We suggest the ART Tube pre-amp which was designed specifically for home studios. And no, we don't make money on recommends.
Oh! And don’t forget to get a second XLR cable to go from the amp to your mic. (They’re like six bucks for 10 feet).
Mic Latency, How to Fix It on PC and Win10 Without Buying Anything
Fix microphone lag on PC by changing your Windows sound settings.
Right-click the little speaker icon in the lower right corner of your screen:
Click 'Sounds,' then the ‘Recording’ tab, and then select ‘Microphone.’
Click the ‘Listen’ tab and uncheck ‘Listen to this device.’ Click ‘OK.’ (NOTE: this will stop you from being able to monitor your mic during recording. You’ll need to playback each take to hear if it’s a take you want to keep).
Go to the ‘Playback’ tab. Select your playback device and click ‘Properties.’
Click the ‘Levels’ tab. Unmute the microphone.
This can remove your delay and has hundreds of “Worked for Me” reviews at the Win10 support site.
Fix Mic Lag on PC, Win10 by trying different connections.
Fix mic lag at your home studio by troubleshooting your connections.
Are you using a Bluetooth connection between your mic and computer? Between your computer and monitor speakers/headphones? Try plugging in directly to eliminate some lag. This may fix your latency problem altogether, especially if your BT receiver is an outdated USB dongle.

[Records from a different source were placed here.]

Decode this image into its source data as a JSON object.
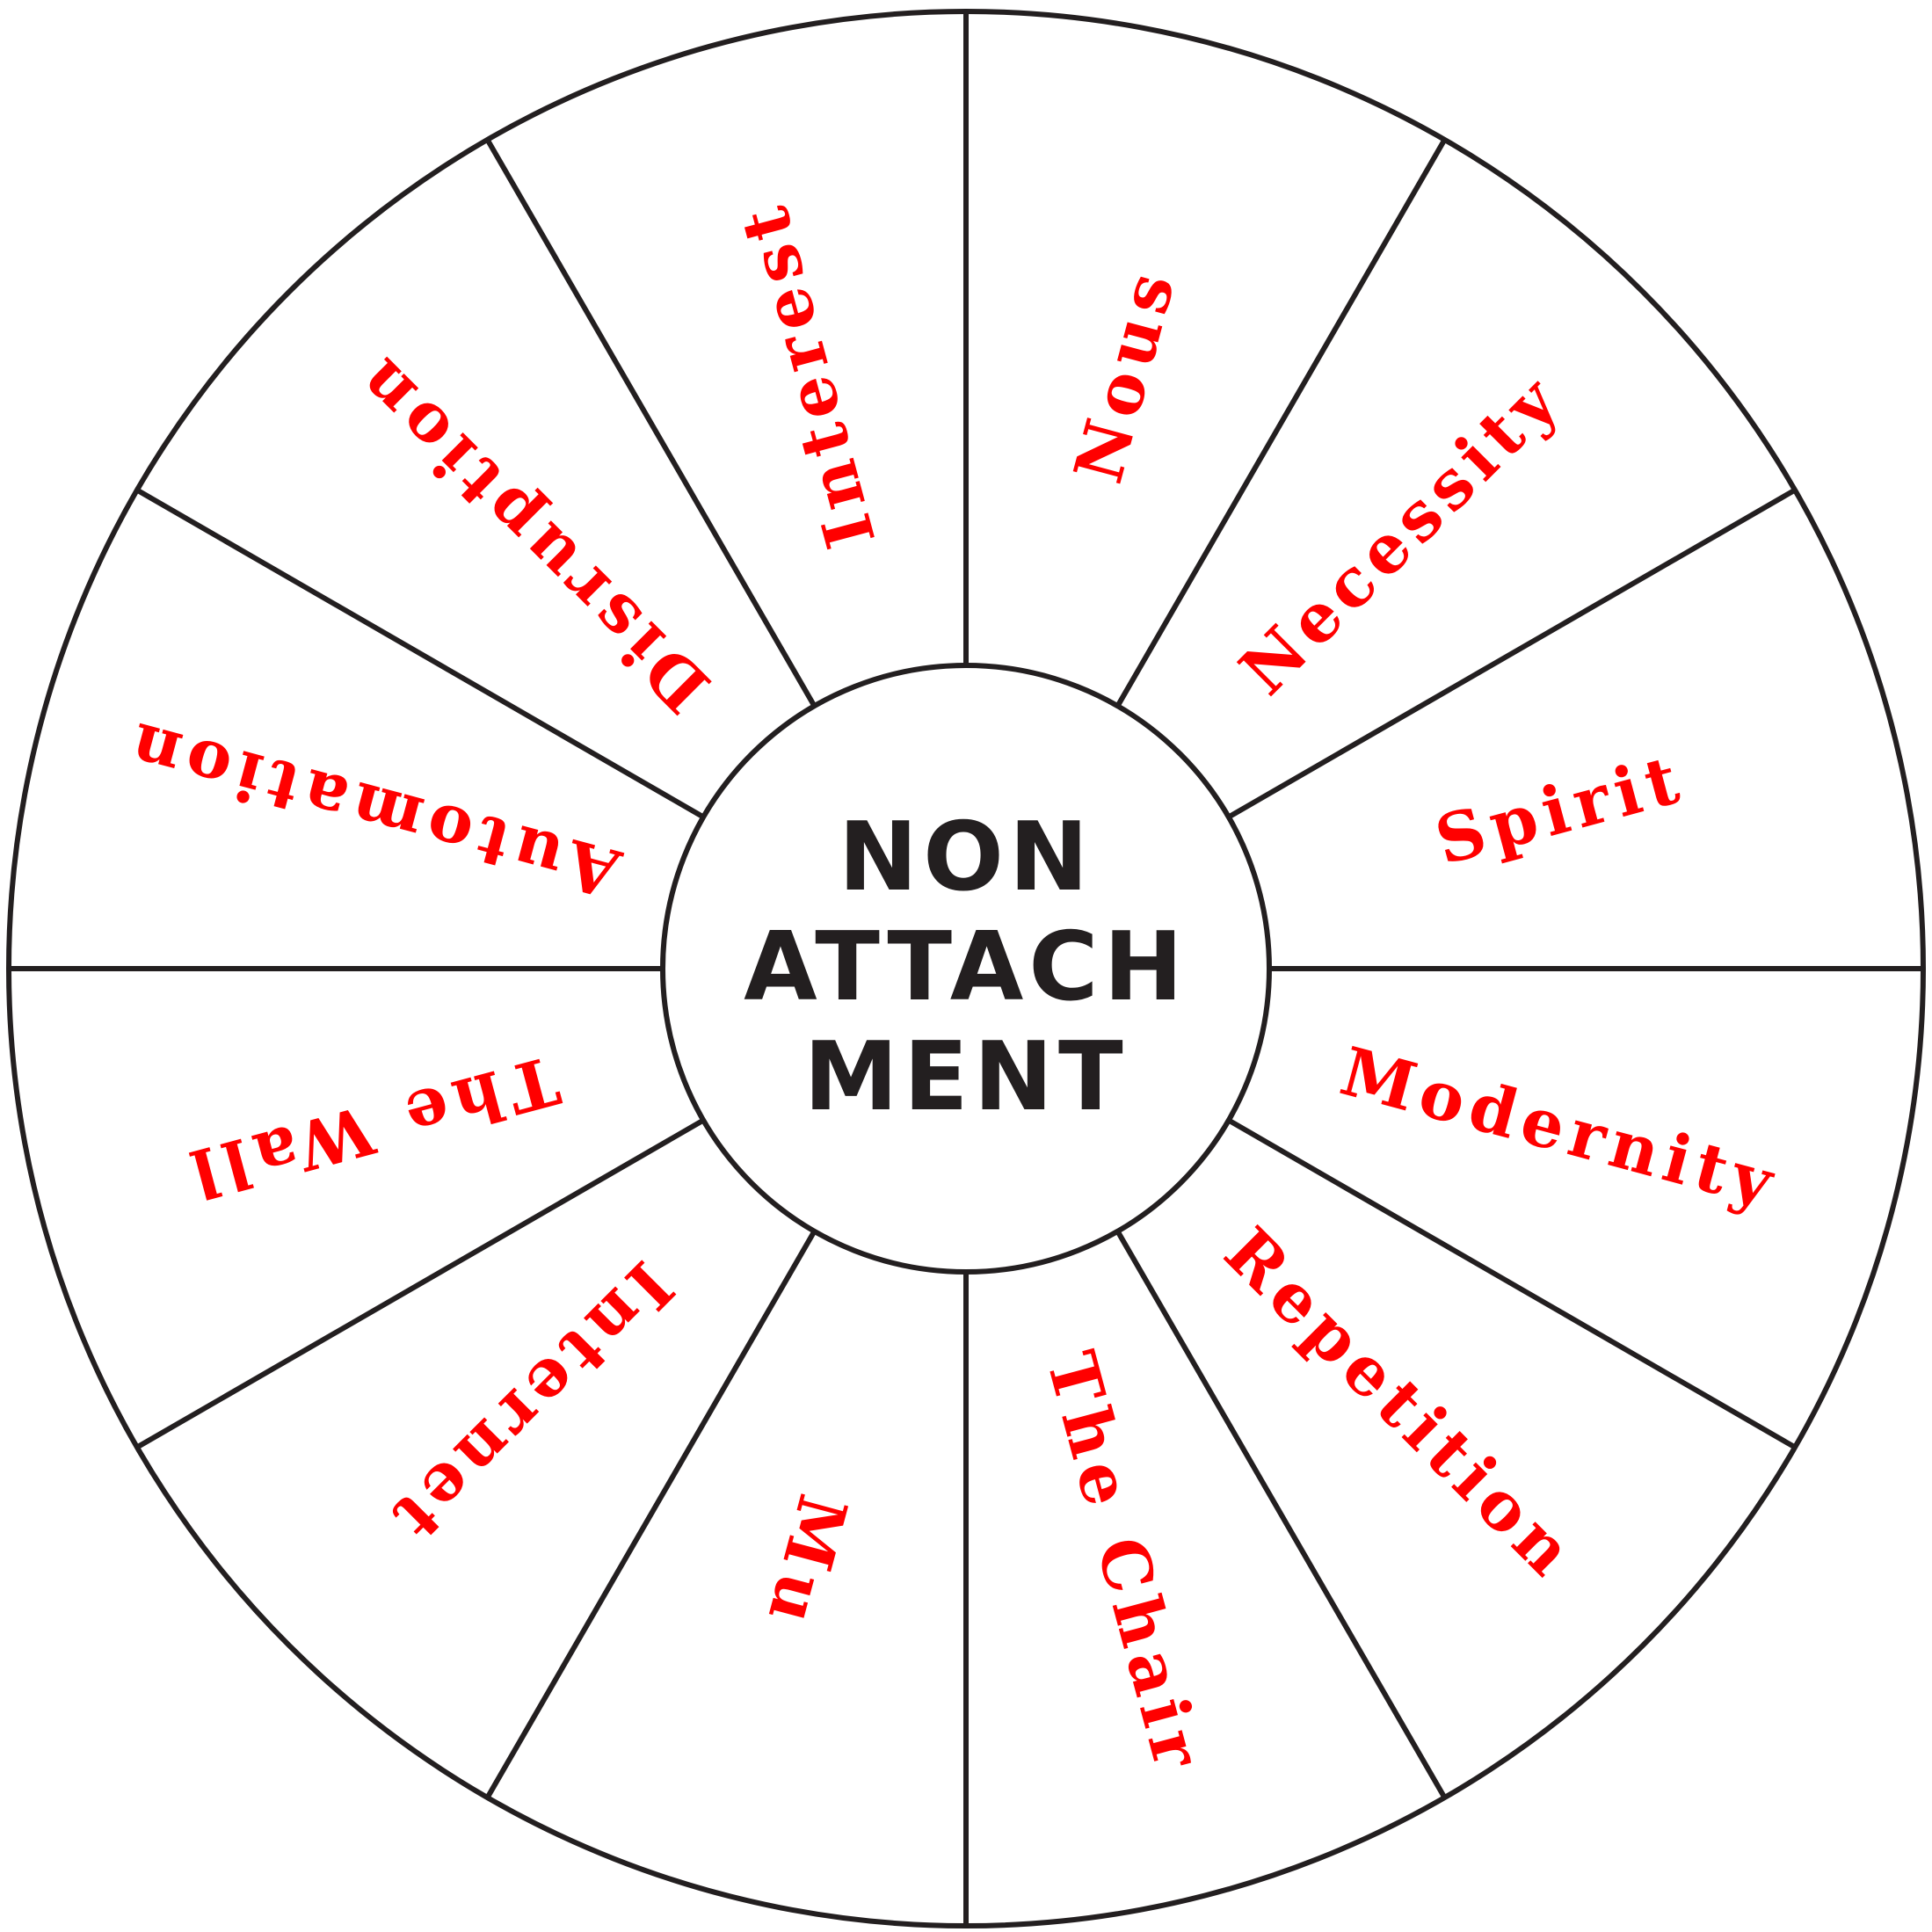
{
  "center": {
    "lines": [
      "NON",
      "ATTACH",
      "MENT"
    ]
  },
  "segments": [
    {
      "label": "Nous"
    },
    {
      "label": "Necessity"
    },
    {
      "label": "Spirit"
    },
    {
      "label": "Modernity"
    },
    {
      "label": "Repetition"
    },
    {
      "label": "The Chair"
    },
    {
      "label": "Mu"
    },
    {
      "label": "Internet"
    },
    {
      "label": "The Wall"
    },
    {
      "label": "Automation"
    },
    {
      "label": "Disruption"
    },
    {
      "label": "Interest"
    }
  ],
  "colors": {
    "label": "#ff0000",
    "center_text": "#231f20",
    "lines": "#231f20",
    "background": "#ffffff"
  }
}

Are you using an XLR-to-USB cable from the mic or pre-amp to your computer? Try changing the USB port. The convenient USB inputs on the front of desktop computers are notoriously laggy because they’re connected to the motherboard by flimsy little itty-bitty wires in there. USB ports soldered directly onto the mobo do a much better job of quickly handling data.

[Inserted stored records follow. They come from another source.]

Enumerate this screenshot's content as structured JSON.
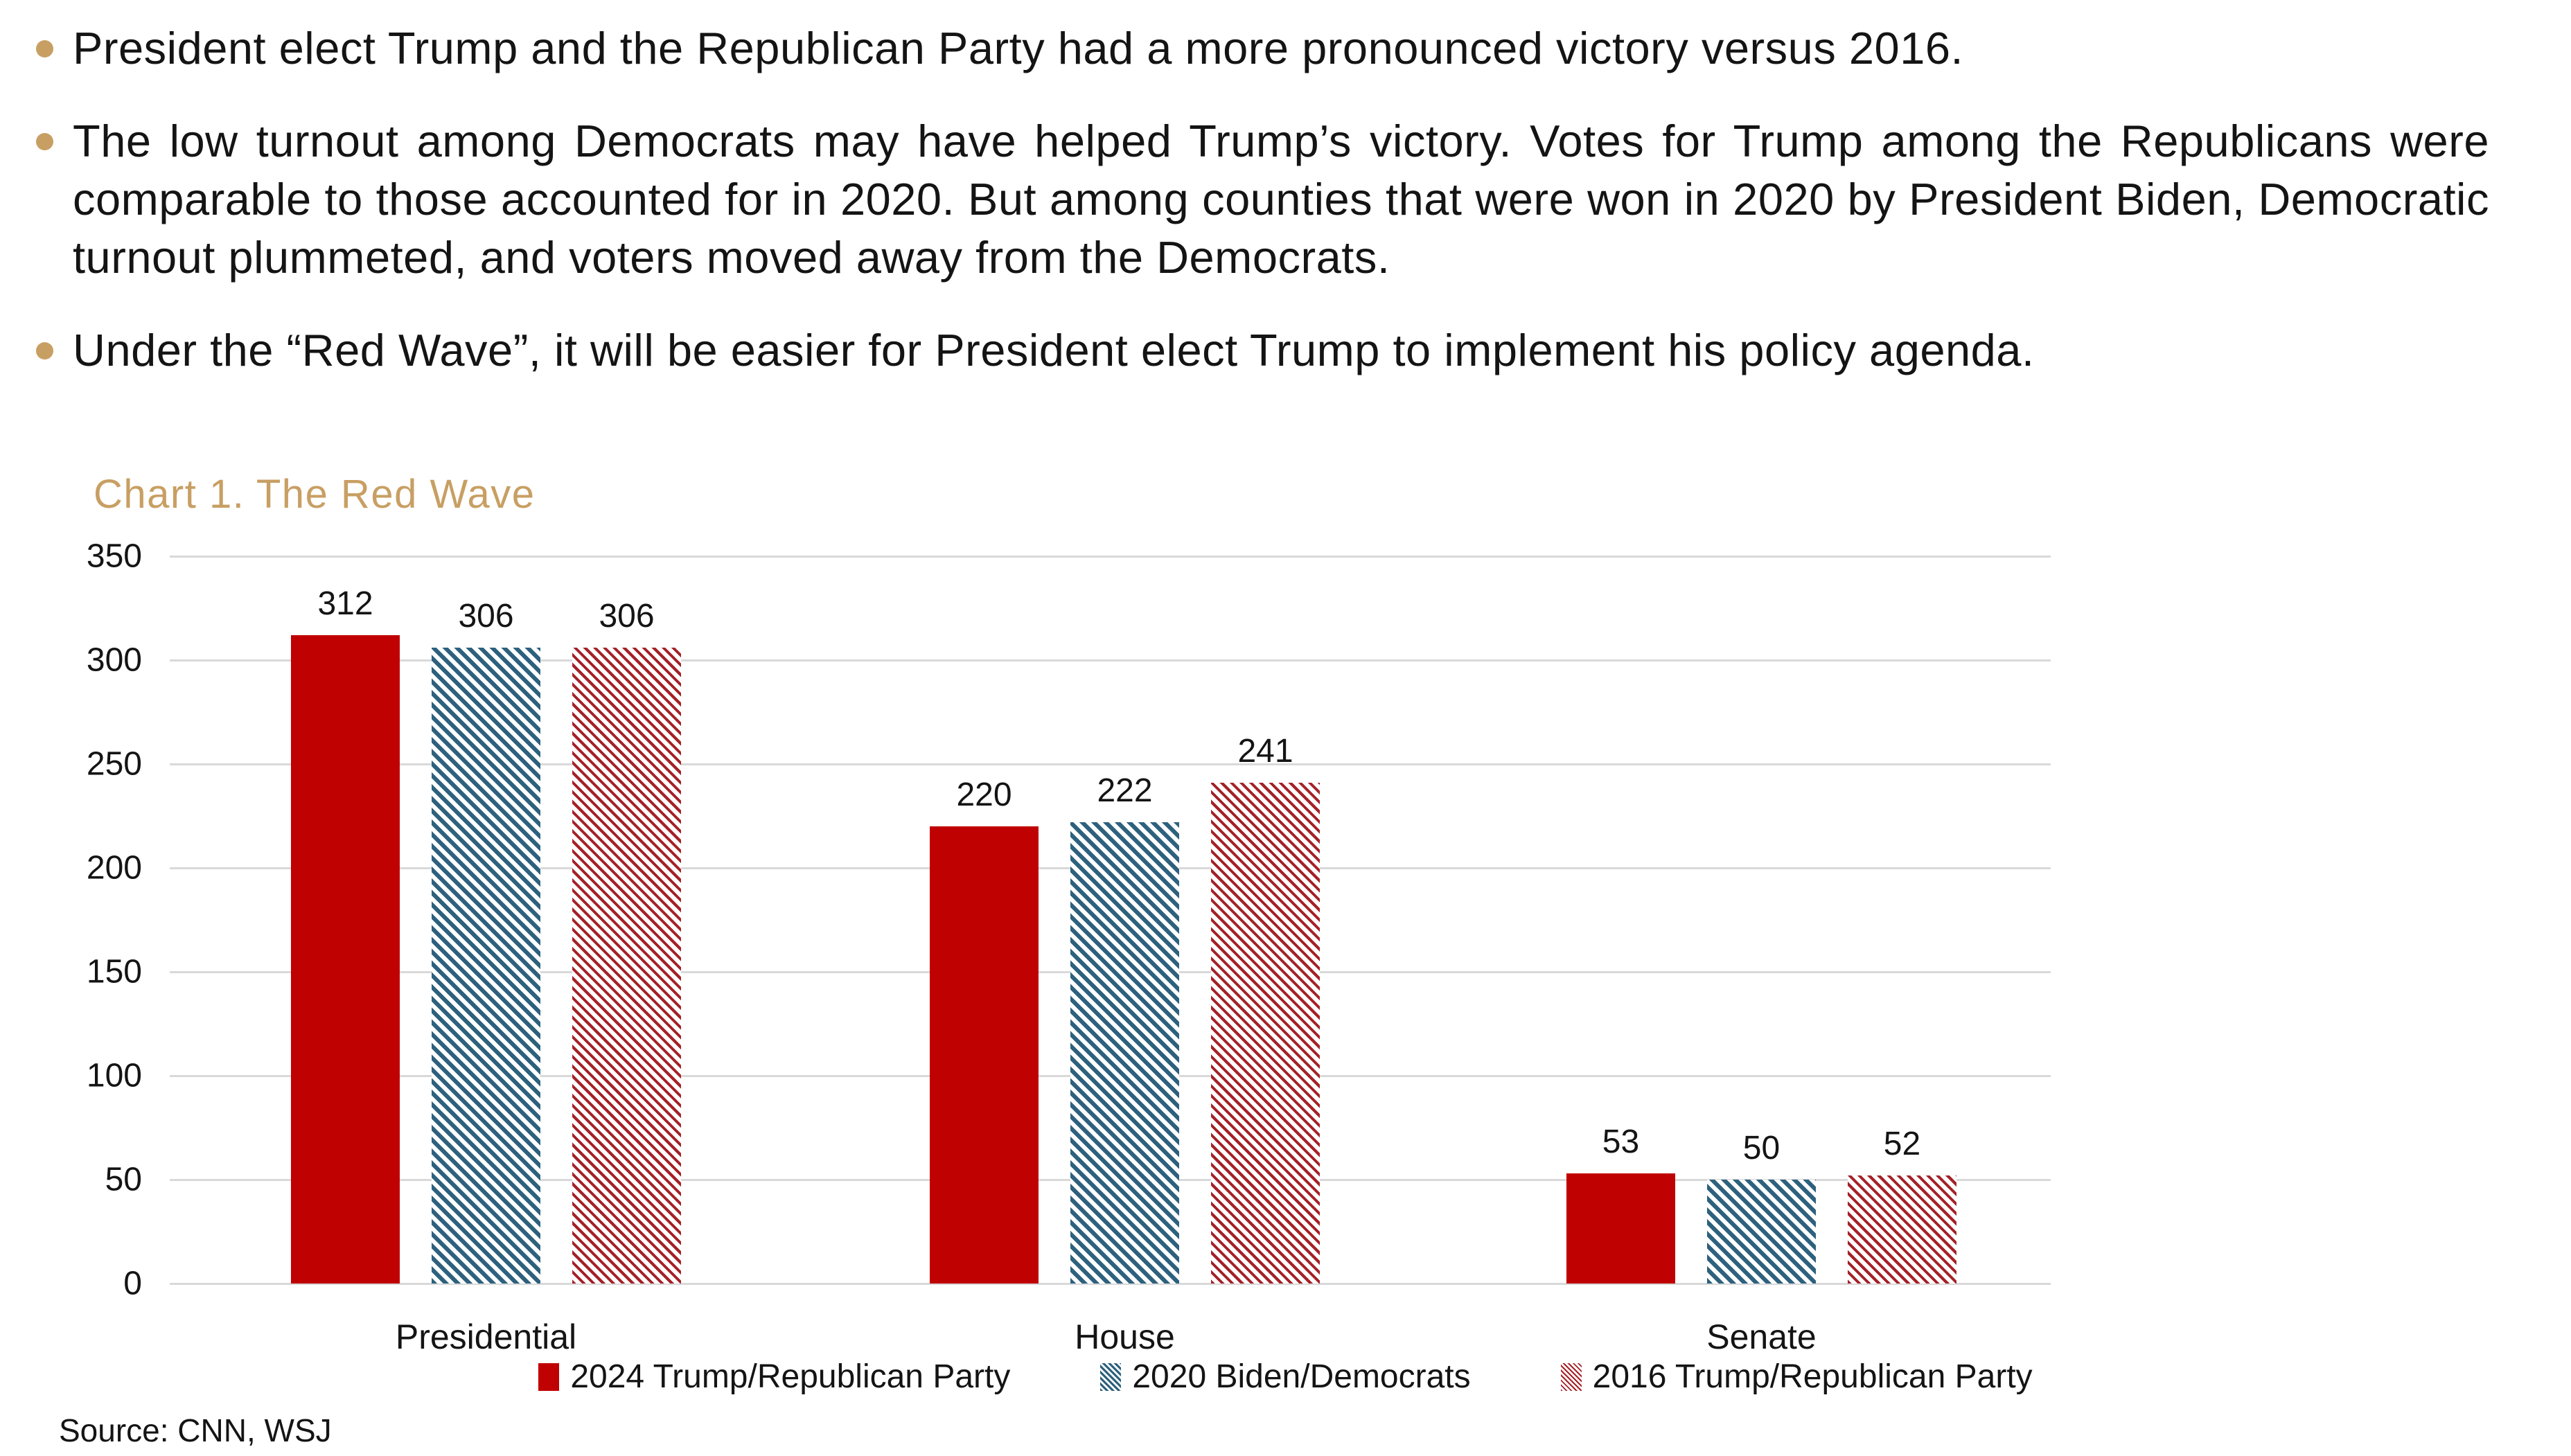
{
  "page": {
    "background": "#ffffff",
    "text_color": "#141414"
  },
  "bullets": {
    "marker_color": "#C89F63",
    "items": [
      {
        "text": "President elect Trump and the Republican Party had a more pronounced victory versus 2016.",
        "justify": false
      },
      {
        "text": "The low turnout among Democrats may have helped Trump’s victory. Votes for Trump among the Republicans were comparable to those accounted for in 2020. But among counties that were won in 2020 by President Biden, Democratic turnout plummeted, and voters moved away from the Democrats.",
        "justify": true
      },
      {
        "text": "Under the “Red Wave”, it will be easier for President elect Trump to implement his policy agenda.",
        "justify": false
      }
    ]
  },
  "chart": {
    "title": "Chart 1. The Red Wave",
    "title_color": "#C89F63",
    "source": "Source: CNN, WSJ"
  },
  "chart_data": {
    "type": "bar",
    "title": "Chart 1. The Red Wave",
    "categories": [
      "Presidential",
      "House",
      "Senate"
    ],
    "series": [
      {
        "name": "2024 Trump/Republican Party",
        "values": [
          312,
          220,
          53
        ],
        "color": "#C00101",
        "pattern": "solid"
      },
      {
        "name": "2020 Biden/Democrats",
        "values": [
          306,
          222,
          50
        ],
        "color": "#2D617E",
        "pattern": "hatch"
      },
      {
        "name": "2016 Trump/Republican Party",
        "values": [
          306,
          241,
          52
        ],
        "color": "#A42127",
        "pattern": "hatch-thin"
      }
    ],
    "ylim": [
      0,
      350
    ],
    "ytick_step": 50,
    "yticks": [
      0,
      50,
      100,
      150,
      200,
      250,
      300,
      350
    ],
    "grid": true,
    "gridline_color": "#D9D9D9",
    "legend_position": "bottom",
    "data_labels": true,
    "source": "Source: CNN, WSJ"
  }
}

Your lappy or desktop may have as many as eight USB outlets or more. Some may be USB Generation 2, others Gen. 3, 3.1, 3.2 or higher. There are vastly different transfer speeds across all these. For instance, 3.1 handles about 5 gigabytes per second, whereas 3.2 can manage more than twice that.
Some ports are labeled with tiny lettering. Others are color-coded, often with blue being faster than black.

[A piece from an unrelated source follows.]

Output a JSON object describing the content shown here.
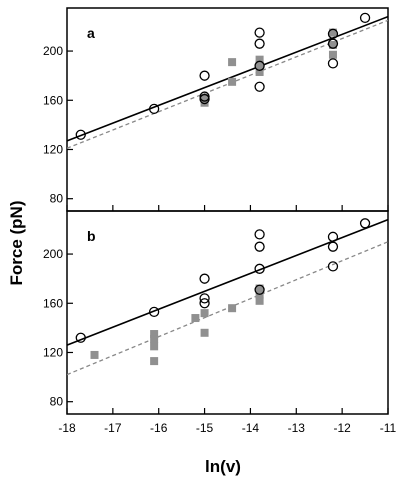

It’s easier to simply try the different ports, though. Taking it from one port to another fixes many USB issues, not just mics. Definitely try it.
Traditional Audio Ports, Phono, ¼”, etc.
Finally, you can fix your mic lag in your home music studio by trading out that USB or Bluetooth connection for a traditional audio connext.
Your desktop or laptop computer motherboard has an integrated sound card on it designed to handle all your audio. Pumping your mic straight into that might solve your lag. You’ll need an XLR-to-3.5mm cable for that. Not expensive.
If this still isn’t working and you’ve tried everything else above, and if you’re really serious about your studio, and if you have a desktop computer, then you may want to consider a dedicated sound card for your compy. That’s a whole other topic for discussion and we don’t have a soundcard comparison, yet. In any case, your soundcard should come standard with a traditional ¼” sound jack, the same used by electric guitars and some older (and/or crappier) microphones. For that you’ll want one of these cables. Once again, not expensive. (The card might be, though).
Fix Mic Latency Issues with a Little Persistence
Fixing microphone lag on your home music studio PC really comes down to persistence in troubleshooting. I promise you it’s a fixable problem, one which can be handled with time and maybe a little money, but certainly nothing you ultimately can’t afford.